Jonathan_S wrote:cthia wrote:I like the notion of destroying decoys which are deployed outside the wedge. How feasible is this to accomplish with the 23-E? With Honor's demonstration salvo of three missiles that pirouetted for the audience and destroyed itself against the wedge implies incredible accuracy and control that could easily destroy decoys. The 23-E could actually initiate it's own personal program to destroy the decoys which it is already ignoring. Again, Henke's missile storm produced 1500 orphaned 23-Es. Attrit the decoys. Also, what is the size of the warhead opposed to the smallest nuke which is the 50#
W54 currently. Surely Honorverse tech can produce much smaller nukes, possibly reincorporated back into the 23-E to take out decoys if ramming isn't an option?
I'd think a small nuke would have less of an effective radius in space than the ~10km wide wedge of the 23E. It's probably not worth shoehorning in a nuke for opportunistic end of run attacks unless it's got at least a 100 km standoff range - and that's way more powerful than any modern day nuke.
As for ramming decoys, that would seem to depend on two things. How soon the 23E can identified the decoy's position and how soon it was willing to cut guidance to its attack brood and alter vector towards the decoy.

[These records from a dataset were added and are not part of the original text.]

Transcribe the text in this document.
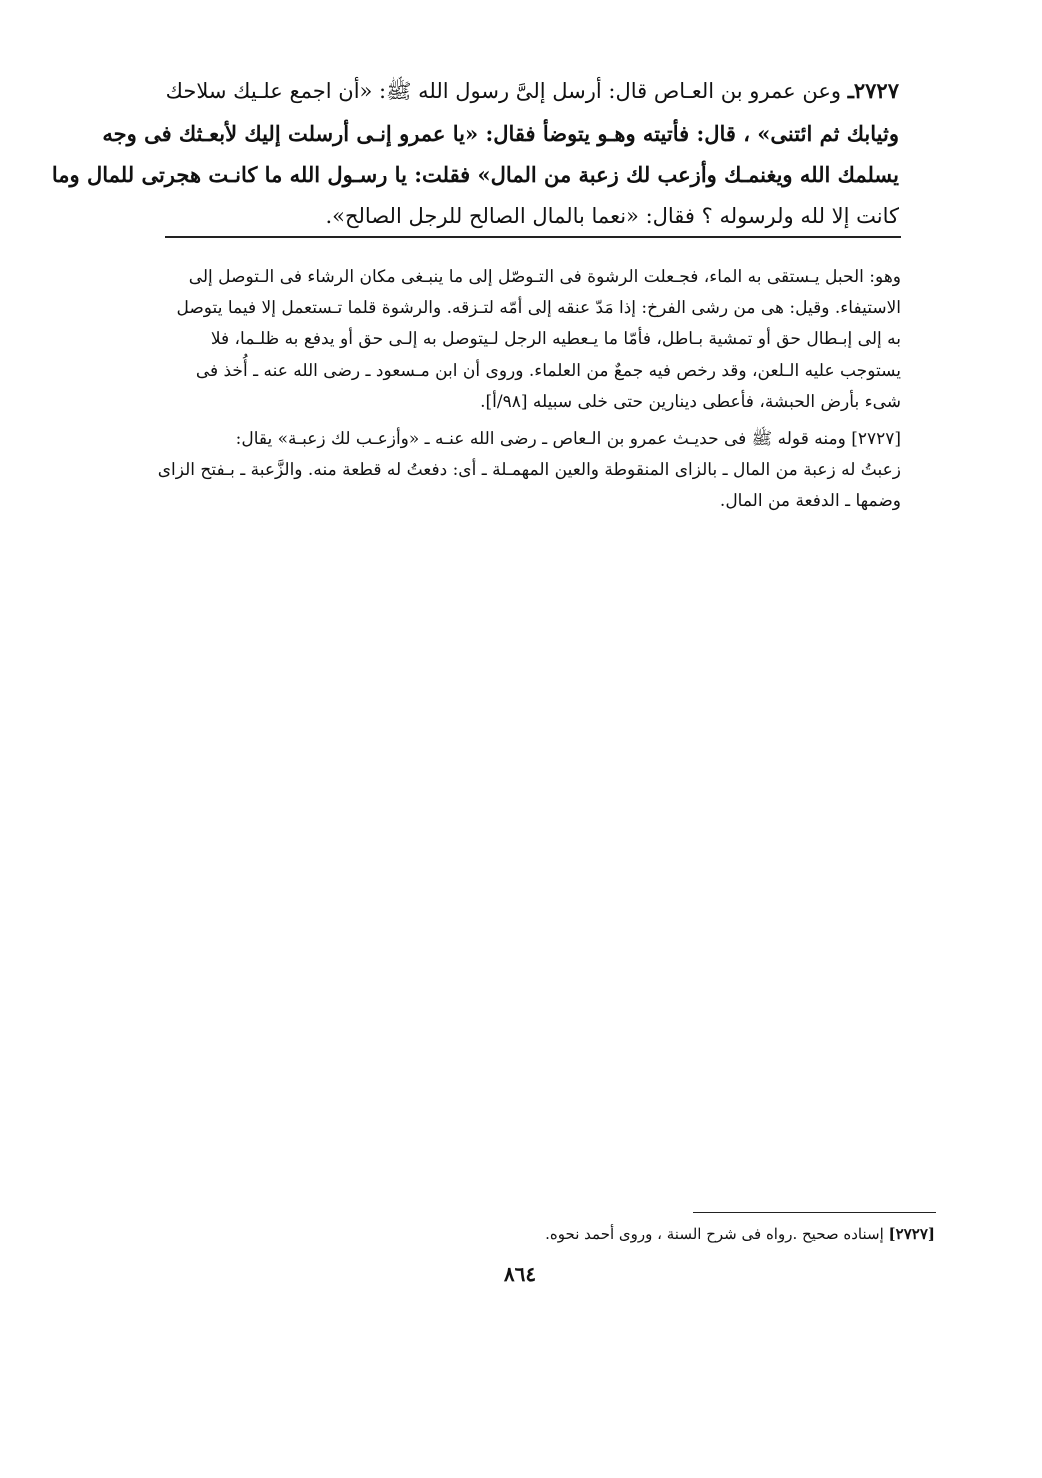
٢٧٢٧ـ وعن عمرو بن العـاص قال: أرسل إلىَّ رسول الله ﷺ: «أن اجمع علـيك سلاحك
وثيابك ثم ائتنى» ، قال: فأتيته وهـو يتوضأ فقال: «يا عمرو إنـى أرسلت إليك لأبعـثك فى وجه
يسلمك الله ويغنمـك وأزعب لك زعبة من المال» فقلت: يا رسـول الله ما كانـت هجرتى للمال وما
كانت إلا لله ولرسوله ؟ فقال: «نعما بالمال الصالح للرجل الصالح».

وهو: الحبل يـستقى به الماء، فجـعلت الرشوة فى التـوصّل إلى ما ينبـغى مكان الرشاء فى الـتوصل إلى
الاستيفاء. وقيل: هى من رشى الفرخ: إذا مَدّ عنقه إلى أمّه لتـزقه. والرشوة قلما تـستعمل إلا فيما يتوصل
به إلى إبـطال حق أو تمشية بـاطل، فأمّا ما يـعطيه الرجل لـيتوصل به إلـى حق أو يدفع به ظلـما، فلا
يستوجب عليه الـلعن، وقد رخص فيه جمعٌ من العلماء. وروى أن ابن مـسعود ـ رضى الله عنه ـ أُخذ فى
شىء بأرض الحبشة، فأعطى دينارين حتى خلى سبيله [٩٨/أ].

[٢٧٢٧] ومنه قوله ﷺ فى حديـث عمرو بن الـعاص ـ رضى الله عنـه ـ «وأزعـب لك زعبـة» يقال:
زعبتُ له زعبة من المال ـ بالزاى المنقوطة والعين المهمـلة ـ أى: دفعتُ له قطعة منه. والزَّعبة ـ بـفتح الزاى
وضمها ـ الدفعة من المال.

[٢٧٢٧] إسناده صحيح .رواه فى شرح السنة ، وروى أحمد نحوه.
٨٦٤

If the decoys are playing enough games that the 23E can't figure out where they are it's going to have a very hard time hitting one
Even if it identified one late it may not have enough time to alter it's vector to intercept before it's base velocity carries it past. However if it
can identify a decoy soon enough it then likely has to decide if it's worth cutting the attack missiles loose a bit sooner than optimal so it can maneuver to intercept, or whether it makes sense to ignore the chance to take out a decoy in order to fully maximize the chances of its attack missiles hitting the target ship.

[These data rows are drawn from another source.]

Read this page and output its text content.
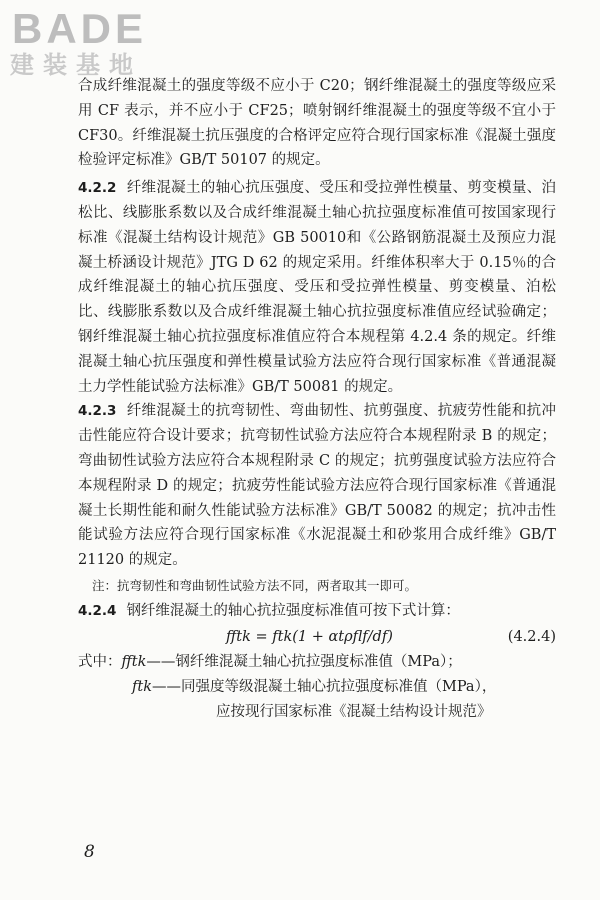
BADE
建装基地

合成纤维混凝土的强度等级不应小于 C20；钢纤维混凝土的强度等级应采用 CF 表示，并不应小于 CF25；喷射钢纤维混凝土的强度等级不宜小于 CF30。纤维混凝土抗压强度的合格评定应符合现行国家标准《混凝土强度检验评定标准》GB/T 50107 的规定。

4.2.2 纤维混凝土的轴心抗压强度、受压和受拉弹性模量、剪变模量、泊松比、线膨胀系数以及合成纤维混凝土轴心抗拉强度标准值可按国家现行标准《混凝土结构设计规范》GB 50010和《公路钢筋混凝土及预应力混凝土桥涵设计规范》JTG D 62 的规定采用。纤维体积率大于 0.15％的合成纤维混凝土的轴心抗压强度、受压和受拉弹性模量、剪变模量、泊松比、线膨胀系数以及合成纤维混凝土轴心抗拉强度标准值应经试验确定；钢纤维混凝土轴心抗拉强度标准值应符合本规程第 4.2.4 条的规定。纤维混凝土轴心抗压强度和弹性模量试验方法应符合现行国家标准《普通混凝土力学性能试验方法标准》GB/T 50081 的规定。

4.2.3 纤维混凝土的抗弯韧性、弯曲韧性、抗剪强度、抗疲劳性能和抗冲击性能应符合设计要求；抗弯韧性试验方法应符合本规程附录 B 的规定；弯曲韧性试验方法应符合本规程附录 C 的规定；抗剪强度试验方法应符合本规程附录 D 的规定；抗疲劳性能试验方法应符合现行国家标准《普通混凝土长期性能和耐久性能试验方法标准》GB/T 50082 的规定；抗冲击性能试验方法应符合现行国家标准《水泥混凝土和砂浆用合成纤维》GB/T 21120 的规定。

注：抗弯韧性和弯曲韧性试验方法不同，两者取其一即可。

4.2.4 钢纤维混凝土的轴心抗拉强度标准值可按下式计算：

fftk = ftk(1 + αtρflf/df)	(4.2.4)
式中：fftk——钢纤维混凝土轴心抗拉强度标准值（MPa）；
ftk——同强度等级混凝土轴心抗拉强度标准值（MPa），
应按现行国家标准《混凝土结构设计规范》
8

(Since it may need more than 2 seconds of maneuvering in order to alter course to intercept)Still it's worth having programming in the 23E to think about possible ramming attacks even if it's set to completely prioritize controlling the attack missiles; because every once in a while a 23E will end up on exactly the right trajectory to ram a decoy or the target ship even if it starts manouvering only after its attack missiles' laserheads go off.
Thanks Jonathan. Let's keep it between you and I that I suggested the use of a nuke instead of the enormous wedge. I'll deny it, under oath. LOL
But your post does stir other questions in the case of the decoys tractored outside the wedge, 1. Are they still receiving beamed power? 2. What is the effective radius of the tractors? Isn't it much less than the effective radius of the warheads? IOW, isn't it possible to target the decoys with MK 23 warheads that should also cause
some damage to the ship? Two birds with one stone? Or, in this case, two stones with one bird?
Are the tractors themselves targetable? Which may be a much more logical target. Unless there are many more tractors than decoys. I was under the impression that the Apollo system is good enough that it ignores enemy ECM like it isn't even there. Surely fifteen hundred 23-Es in Henke's missile storm's network could localize decoys, many probably passing thru beamed power. Akin to being able to detect the position of system communication platforms if you happen to pass thru the laser's beam.
Weird Harold wrote:A mk23e ha about one-gazilliong of a second to change from brood guidance to Kamakaze. If there isn't already something in the way, you aren't going to ram anything.
Understood Harold. I've been operating under assumptions. First, the 23-E's job is to direct the brood to the target whose position is constantly changing across the vast distance of space from the launching ship. Once the 23-E gets its brood as close as moments before initiating its attack run, the brood should be able to handle things on its own with its onboard brain.
>Just get me to the parking lot and I can find the bus< Says the little missile that could.
No? Remember, the 23-E has not executed, used, any attack maneuvers of its own, and decoys should be relatively close to the ship, being tractored and receiving beamed power. No?